Dalam gelombang panas baru-baru ini, jumlah kematian cenderung lebih tinggi di kalangan orang tua, terutama mereka yang memiliki mobilitas rendah atau tinggal di hunian yang kurang dilengkapi pendingin udara. 

Di antara kasus-kasus yang disebutkan oleh laporan tersebut adalah kematian 3.500 orang dewasa tua dalam gelombang panas tahun 2015 di India dan Pakistan, tingginya tingkat kematian di kalangan lansia dalam gelombang panas Eropa tahun 2022, dan kematian penghuni panti jompo di Florida setelah pemadaman listrik tahun 2017.

Studi risiko iklim-demografis sebelumnya melihat angka pada tingkat nasional.

Penelitian baru ini menawarkan analisis yang lebih terperinci tentang angka pada tingkat subnasional.

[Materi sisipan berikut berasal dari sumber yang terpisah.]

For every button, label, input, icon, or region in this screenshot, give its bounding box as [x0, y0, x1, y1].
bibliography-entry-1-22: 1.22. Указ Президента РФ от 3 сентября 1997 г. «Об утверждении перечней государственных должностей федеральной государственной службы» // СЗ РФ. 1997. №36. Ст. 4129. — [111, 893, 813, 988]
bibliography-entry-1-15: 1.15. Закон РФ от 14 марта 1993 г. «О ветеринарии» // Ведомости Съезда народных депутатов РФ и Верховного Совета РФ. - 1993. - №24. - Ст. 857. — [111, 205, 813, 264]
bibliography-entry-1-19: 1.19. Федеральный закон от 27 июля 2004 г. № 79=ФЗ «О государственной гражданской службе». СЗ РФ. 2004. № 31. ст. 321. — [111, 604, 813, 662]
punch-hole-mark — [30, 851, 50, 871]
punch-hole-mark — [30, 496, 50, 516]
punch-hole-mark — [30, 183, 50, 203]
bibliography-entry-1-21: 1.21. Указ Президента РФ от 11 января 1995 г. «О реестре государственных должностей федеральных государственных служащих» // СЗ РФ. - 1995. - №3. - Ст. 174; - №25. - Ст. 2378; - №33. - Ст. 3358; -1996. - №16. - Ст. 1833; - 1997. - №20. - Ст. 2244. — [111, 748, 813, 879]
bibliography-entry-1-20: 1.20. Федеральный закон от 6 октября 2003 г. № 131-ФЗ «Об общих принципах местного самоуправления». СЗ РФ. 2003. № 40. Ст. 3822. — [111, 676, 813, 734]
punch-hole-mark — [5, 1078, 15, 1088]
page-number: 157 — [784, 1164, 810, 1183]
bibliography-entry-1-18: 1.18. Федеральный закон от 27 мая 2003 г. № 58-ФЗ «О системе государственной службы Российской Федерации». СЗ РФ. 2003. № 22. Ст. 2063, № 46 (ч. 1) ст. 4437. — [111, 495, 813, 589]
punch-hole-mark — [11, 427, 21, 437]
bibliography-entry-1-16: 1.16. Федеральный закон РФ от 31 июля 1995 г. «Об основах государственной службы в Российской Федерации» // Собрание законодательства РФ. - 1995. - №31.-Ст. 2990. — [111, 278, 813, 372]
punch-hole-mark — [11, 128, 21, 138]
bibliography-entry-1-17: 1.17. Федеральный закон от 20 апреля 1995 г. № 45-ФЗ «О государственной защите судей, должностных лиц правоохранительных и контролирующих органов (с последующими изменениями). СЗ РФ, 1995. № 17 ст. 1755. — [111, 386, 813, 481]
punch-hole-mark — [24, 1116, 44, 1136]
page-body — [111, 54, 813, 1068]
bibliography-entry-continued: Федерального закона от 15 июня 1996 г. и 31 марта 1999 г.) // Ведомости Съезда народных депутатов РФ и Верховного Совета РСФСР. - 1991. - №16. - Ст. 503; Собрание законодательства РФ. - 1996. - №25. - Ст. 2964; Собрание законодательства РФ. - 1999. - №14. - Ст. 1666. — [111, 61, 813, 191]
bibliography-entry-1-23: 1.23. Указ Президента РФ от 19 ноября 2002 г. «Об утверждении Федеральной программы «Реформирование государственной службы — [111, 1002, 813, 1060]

Ini penting karena dampak iklim sangat bervariasi dari daerah ke daerah ke dalam negara, terutama di negara-negara yang geografisnya besar dan berpenduduk padat seperti Tiongkok, India, bahkan Indonesia.

Hal tersebut juga mengukur paparan kumulatif terhadap suhu tinggi yang berlangsung lama dan paparan akut terhadap periode singat dari panas ekstrem.

 

4 dari 4 halaman

Masalah Ketidaksetaraan Lintas Generasi?

Sebagian besar beban sosial akan jatuh pada pembayar pajak, yang jumlahnya akan berkurang di banyak negara yang mengalami penurunan fertilitas dan bagian penduduk usia kerja yang menyusut.

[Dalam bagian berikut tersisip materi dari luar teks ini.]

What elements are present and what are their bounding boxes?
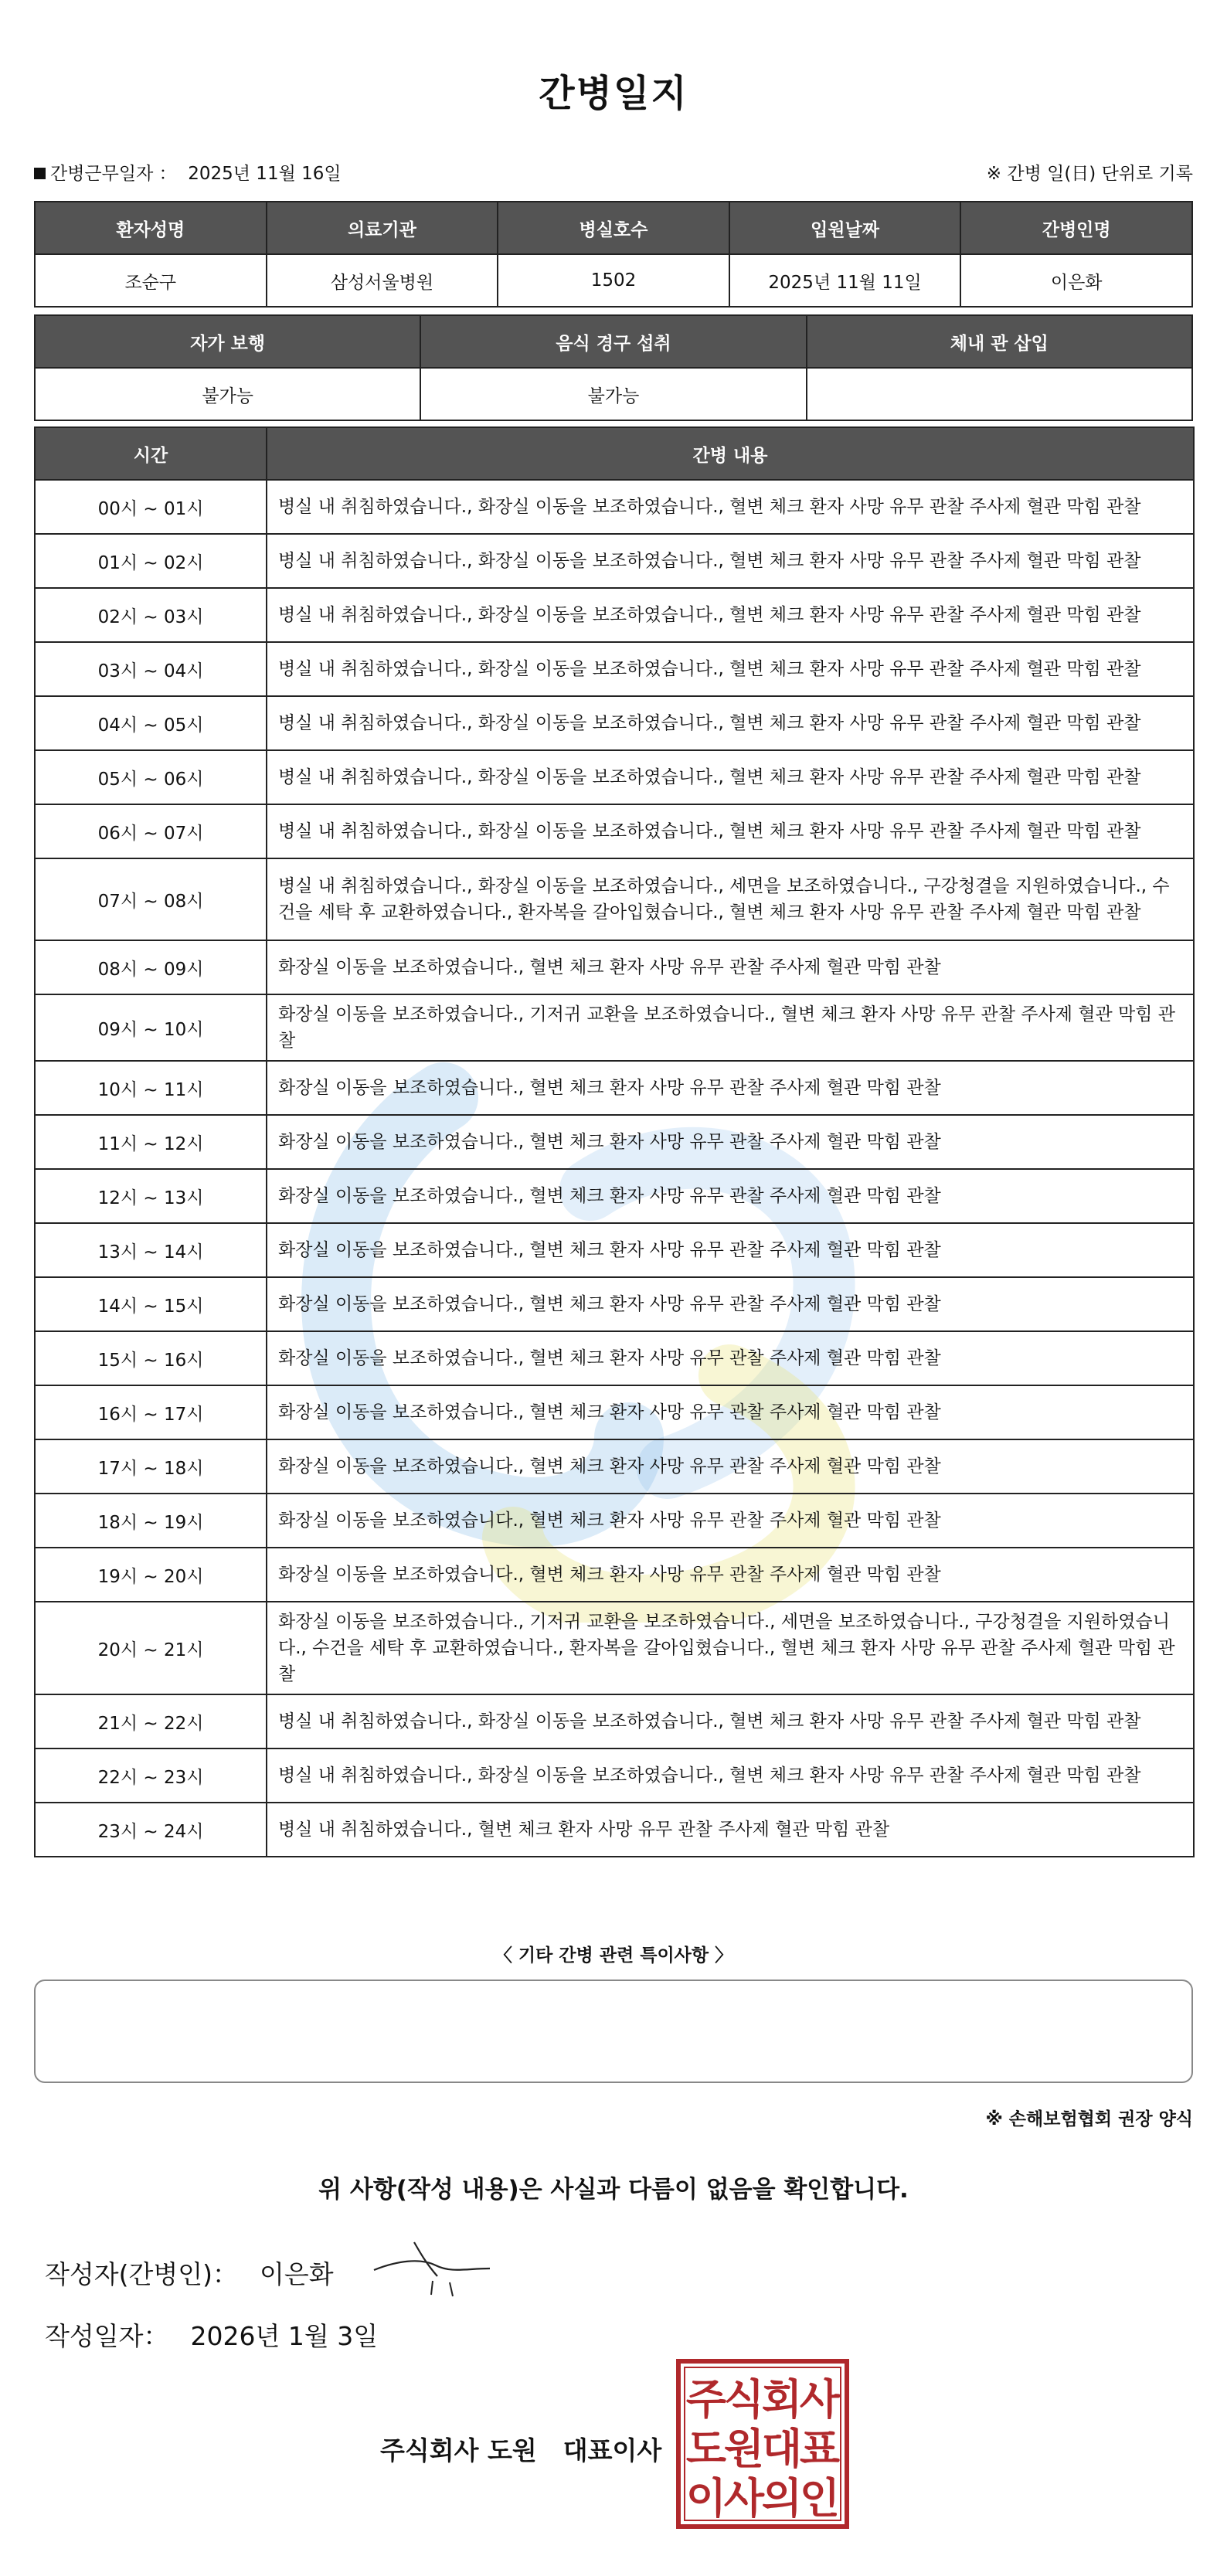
log-time-cell: 09시 ~ 10시 bbox=[35, 994, 267, 1061]
log-row bbox=[35, 1385, 1194, 1439]
log-row bbox=[35, 750, 1194, 804]
log-row bbox=[35, 1439, 1194, 1494]
log-content-cell: 병실 내 취침하였습니다., 화장실 이동을 보조하였습니다., 혈변 체크 환자 사망 유무 관찰 주사제 혈관 막힘 관찰 bbox=[267, 696, 1194, 750]
log-row bbox=[35, 480, 1194, 534]
log-header-content: 간병 내용 bbox=[267, 427, 1194, 480]
log-content-cell: 병실 내 취침하였습니다., 화장실 이동을 보조하였습니다., 혈변 체크 환자 사망 유무 관찰 주사제 혈관 막힘 관찰 bbox=[267, 1748, 1194, 1803]
patient-header-cell: 의료기관 bbox=[267, 202, 498, 254]
log-row bbox=[35, 1548, 1194, 1602]
seal-character: 회 bbox=[761, 2375, 803, 2424]
oral-intake-cell: 불가능 bbox=[420, 368, 806, 420]
log-row bbox=[35, 1115, 1194, 1169]
log-row bbox=[35, 1223, 1194, 1277]
seal-character: 의 bbox=[761, 2474, 803, 2523]
log-time-cell: 05시 ~ 06시 bbox=[35, 750, 267, 804]
log-content-cell: 병실 내 취침하였습니다., 화장실 이동을 보조하였습니다., 혈변 체크 환자 사망 유무 관찰 주사제 혈관 막힘 관찰 bbox=[267, 480, 1194, 534]
room-number-cell: 1502 bbox=[498, 254, 729, 307]
log-time-cell: 07시 ~ 08시 bbox=[35, 858, 267, 940]
author-label: 작성자(간병인)： bbox=[45, 2259, 239, 2289]
log-time-cell: 17시 ~ 18시 bbox=[35, 1439, 267, 1494]
log-content-cell: 화장실 이동을 보조하였습니다., 혈변 체크 환자 사망 유무 관찰 주사제 혈관 막힘 관찰 bbox=[267, 1385, 1194, 1439]
patient-value-row bbox=[35, 254, 1192, 307]
notes-box bbox=[34, 1980, 1193, 2083]
seal-character: 인 bbox=[799, 2474, 841, 2523]
status-header-row bbox=[35, 315, 1192, 368]
date-row bbox=[45, 2316, 378, 2353]
admission-date-cell: 2025년 11월 11일 bbox=[729, 254, 961, 307]
log-content-cell: 화장실 이동을 보조하였습니다., 혈변 체크 환자 사망 유무 관찰 주사제 혈관 막힘 관찰 bbox=[267, 1115, 1194, 1169]
work-date-label: 간병근무일자 ： bbox=[50, 164, 177, 184]
date-label: 작성일자： bbox=[45, 2321, 169, 2351]
log-time-cell: 16시 ~ 17시 bbox=[35, 1385, 267, 1439]
caregiving-log-page bbox=[34, 0, 1193, 2576]
log-row bbox=[35, 588, 1194, 642]
status-header-cell: 자가 보행 bbox=[35, 315, 420, 368]
document-title: 간병일지 bbox=[539, 72, 688, 115]
company-row bbox=[380, 2431, 661, 2467]
seal-character: 사 bbox=[799, 2375, 841, 2424]
log-row bbox=[35, 534, 1194, 588]
ceo-title: 대표이사 bbox=[563, 2435, 662, 2466]
seal-character: 사 bbox=[723, 2474, 765, 2523]
log-content-cell: 병실 내 취침하였습니다., 화장실 이동을 보조하였습니다., 세면을 보조하였습니다., 구강청결을 지원하였습니다., 수건을 세탁 후 교환하였습니다., 환자복을 갈아입혔습니다., 혈변 체크 환자 사망 유무 관찰 주사제 혈관 막힘 관찰 bbox=[267, 858, 1194, 940]
log-time-cell: 14시 ~ 15시 bbox=[35, 1277, 267, 1331]
hospital-cell: 삼성서울병원 bbox=[267, 254, 498, 307]
log-time-cell: 10시 ~ 11시 bbox=[35, 1061, 267, 1115]
log-time-cell: 12시 ~ 13시 bbox=[35, 1169, 267, 1223]
seal-character: 식 bbox=[723, 2375, 765, 2424]
log-row bbox=[35, 696, 1194, 750]
log-row bbox=[35, 1748, 1194, 1803]
log-row bbox=[35, 858, 1194, 940]
log-content-cell: 화장실 이동을 보조하였습니다., 기저귀 교환을 보조하였습니다., 혈변 체크 환자 사망 유무 관찰 주사제 혈관 막힘 관찰 bbox=[267, 994, 1194, 1061]
log-time-cell: 02시 ~ 03시 bbox=[35, 588, 267, 642]
seal-character: 주 bbox=[685, 2375, 727, 2424]
log-content-cell: 병실 내 취침하였습니다., 화장실 이동을 보조하였습니다., 혈변 체크 환자 사망 유무 관찰 주사제 혈관 막힘 관찰 bbox=[267, 1694, 1194, 1748]
status-header-cell: 음식 경구 섭취 bbox=[420, 315, 806, 368]
status-header-cell: 체내 관 삽입 bbox=[807, 315, 1192, 368]
log-body bbox=[35, 480, 1194, 1857]
log-time-cell: 23시 ~ 24시 bbox=[35, 1803, 267, 1857]
seal-character: 표 bbox=[799, 2425, 841, 2473]
log-content-cell: 화장실 이동을 보조하였습니다., 혈변 체크 환자 사망 유무 관찰 주사제 혈관 막힘 관찰 bbox=[267, 1223, 1194, 1277]
seal-character: 도 bbox=[685, 2425, 727, 2473]
log-row bbox=[35, 1331, 1194, 1385]
status-value-row bbox=[35, 368, 1192, 420]
log-content-cell: 화장실 이동을 보조하였습니다., 혈변 체크 환자 사망 유무 관찰 주사제 혈관 막힘 관찰 bbox=[267, 1061, 1194, 1115]
work-date-value: 2025년 11월 16일 bbox=[188, 164, 342, 184]
seal-character: 이 bbox=[685, 2474, 727, 2523]
log-content-cell: 화장실 이동을 보조하였습니다., 혈변 체크 환자 사망 유무 관찰 주사제 혈관 막힘 관찰 bbox=[267, 940, 1194, 994]
tube-insertion-cell bbox=[807, 368, 1192, 420]
log-content-cell: 화장실 이동을 보조하였습니다., 혈변 체크 환자 사망 유무 관찰 주사제 혈관 막힘 관찰 bbox=[267, 1439, 1194, 1494]
author-name: 이은화 bbox=[260, 2259, 334, 2289]
log-content-cell: 병실 내 취침하였습니다., 혈변 체크 환자 사망 유무 관찰 주사제 혈관 막힘 관찰 bbox=[267, 1803, 1194, 1857]
log-time-cell: 22시 ~ 23시 bbox=[35, 1748, 267, 1803]
seal-character: 원 bbox=[723, 2425, 765, 2473]
patient-name-cell: 조순구 bbox=[35, 254, 267, 307]
log-time-cell: 15시 ~ 16시 bbox=[35, 1331, 267, 1385]
patient-info-table bbox=[34, 201, 1193, 308]
log-row bbox=[35, 994, 1194, 1061]
log-time-cell: 08시 ~ 09시 bbox=[35, 940, 267, 994]
log-row bbox=[35, 642, 1194, 696]
log-content-cell: 병실 내 취침하였습니다., 화장실 이동을 보조하였습니다., 혈변 체크 환자 사망 유무 관찰 주사제 혈관 막힘 관찰 bbox=[267, 588, 1194, 642]
log-content-cell: 병실 내 취침하였습니다., 화장실 이동을 보조하였습니다., 혈변 체크 환자 사망 유무 관찰 주사제 혈관 막힘 관찰 bbox=[267, 804, 1194, 858]
log-row bbox=[35, 1602, 1194, 1694]
log-time-cell: 04시 ~ 05시 bbox=[35, 696, 267, 750]
seal-character: 대 bbox=[761, 2425, 803, 2473]
caregiver-name-cell: 이은화 bbox=[960, 254, 1192, 307]
log-content-cell: 화장실 이동을 보조하였습니다., 혈변 체크 환자 사망 유무 관찰 주사제 혈관 막힘 관찰 bbox=[267, 1169, 1194, 1223]
log-content-cell: 화장실 이동을 보조하였습니다., 혈변 체크 환자 사망 유무 관찰 주사제 혈관 막힘 관찰 bbox=[267, 1331, 1194, 1385]
confirm-statement: 위 사항(작성 내용)은 사실과 다름이 없음을 확인합니다. bbox=[318, 2176, 909, 2204]
patient-status-table bbox=[34, 314, 1193, 421]
log-row bbox=[35, 1061, 1194, 1115]
log-row bbox=[35, 1694, 1194, 1748]
log-row bbox=[35, 1494, 1194, 1548]
work-date-row bbox=[34, 159, 1193, 185]
log-row bbox=[35, 1169, 1194, 1223]
log-content-cell: 병실 내 취침하였습니다., 화장실 이동을 보조하였습니다., 혈변 체크 환자 사망 유무 관찰 주사제 혈관 막힘 관찰 bbox=[267, 750, 1194, 804]
recommend-note: ※ 손해보험협회 권장 양식 bbox=[985, 2109, 1193, 2129]
patient-header-cell: 환자성명 bbox=[35, 202, 267, 254]
log-time-cell: 13시 ~ 14시 bbox=[35, 1223, 267, 1277]
notes-title: 〈 기타 간병 관련 특이사항 〉 bbox=[494, 1946, 733, 1966]
log-header-time: 시간 bbox=[35, 427, 267, 480]
log-time-cell: 21시 ~ 22시 bbox=[35, 1694, 267, 1748]
log-time-cell: 01시 ~ 02시 bbox=[35, 534, 267, 588]
log-time-cell: 06시 ~ 07시 bbox=[35, 804, 267, 858]
unit-note: ※ 간병 일(日) 단위로 기록 bbox=[986, 164, 1193, 184]
care-log-table bbox=[34, 427, 1195, 1857]
square-bullet-icon bbox=[34, 168, 46, 179]
log-row bbox=[35, 940, 1194, 994]
date-value: 2026년 1월 3일 bbox=[190, 2321, 379, 2351]
patient-header-cell: 병실호수 bbox=[498, 202, 729, 254]
signature-mark bbox=[366, 2238, 498, 2299]
log-content-cell: 화장실 이동을 보조하였습니다., 혈변 체크 환자 사망 유무 관찰 주사제 혈관 막힘 관찰 bbox=[267, 1548, 1194, 1602]
log-content-cell: 병실 내 취침하였습니다., 화장실 이동을 보조하였습니다., 혈변 체크 환자 사망 유무 관찰 주사제 혈관 막힘 관찰 bbox=[267, 534, 1194, 588]
log-header-row bbox=[35, 427, 1194, 480]
patient-header-cell: 입원날짜 bbox=[729, 202, 961, 254]
log-row bbox=[35, 1277, 1194, 1331]
log-time-cell: 03시 ~ 04시 bbox=[35, 642, 267, 696]
log-content-cell: 화장실 이동을 보조하였습니다., 혈변 체크 환자 사망 유무 관찰 주사제 혈관 막힘 관찰 bbox=[267, 1277, 1194, 1331]
log-time-cell: 19시 ~ 20시 bbox=[35, 1548, 267, 1602]
log-time-cell: 00시 ~ 01시 bbox=[35, 480, 267, 534]
company-seal-stamp bbox=[675, 2358, 850, 2530]
log-time-cell: 20시 ~ 21시 bbox=[35, 1602, 267, 1694]
log-row bbox=[35, 804, 1194, 858]
company-name: 주식회사 도원 bbox=[380, 2435, 537, 2466]
log-time-cell: 11시 ~ 12시 bbox=[35, 1115, 267, 1169]
log-content-cell: 병실 내 취침하였습니다., 화장실 이동을 보조하였습니다., 혈변 체크 환자 사망 유무 관찰 주사제 혈관 막힘 관찰 bbox=[267, 642, 1194, 696]
patient-header-row bbox=[35, 202, 1192, 254]
log-content-cell: 화장실 이동을 보조하였습니다., 기저귀 교환을 보조하였습니다., 세면을 보조하였습니다., 구강청결을 지원하였습니다., 수건을 세탁 후 교환하였습니다., 환자복을 갈아입혔습니다., 혈변 체크 환자 사망 유무 관찰 주사제 혈관 막힘 관찰 bbox=[267, 1602, 1194, 1694]
log-content-cell: 화장실 이동을 보조하였습니다., 혈변 체크 환자 사망 유무 관찰 주사제 혈관 막힘 관찰 bbox=[267, 1494, 1194, 1548]
log-row bbox=[35, 1803, 1194, 1857]
log-time-cell: 18시 ~ 19시 bbox=[35, 1494, 267, 1548]
self-walking-cell: 불가능 bbox=[35, 368, 420, 420]
author-row bbox=[45, 2255, 334, 2291]
work-date-group bbox=[34, 159, 342, 185]
patient-header-cell: 간병인명 bbox=[960, 202, 1192, 254]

"Ini adalah masalah ketidaksetaraan lintas generasi," kata salah penulis, Giacomo Falcehtta dari Yayasan CMCC (Euro-Mediterranean Center on Climate Change) di Venesia, Italia.

"Pesan kunci lainnya adalah kisah ketidaksetaraan. Negara-negara di utara dan selatan global sangat berbeda dalam menangani tantangan ini. Masyarakat dengan lebih banyak infrastruktur dan pengetahuan jauh lebih terlindungi. Studi dampak ini jelas menunjukkan perlunya mekanisme untuk menyesuaikan masalah keadilan."

Falchetta mengharapkan proyeksi tersebut dapat membantu masyarakat untuk lebih siap. 

Ia mengatakan rumah tangga perlu memastikan bahwa orang tua memiliki dana yang cukup untuk penyejuk udara, kota-kota perlu menyiapkan lebih banyak area teduh dan ruang hijau, serta pemerintah nasional perlu menyesuaikan sistem medis dan kebijakan informasi kesehatan masyarakat.

Setelah tahun 2050, gambarannya masih kurang jelas karena tren populasi sulit untuk diprediksi begitu jauh ke depan, dan kecepatan pemanasan global akan tergantung pada tindakan yang diambil hari ini oleh pemerintah.

Namun, bahkan jika populasi manusia secara keseluruhan mulai menurun, seperti yang banyak demograf prediksi kan, mereka akan terus menua dan semakin terpapar panas untuk waktu yang lama.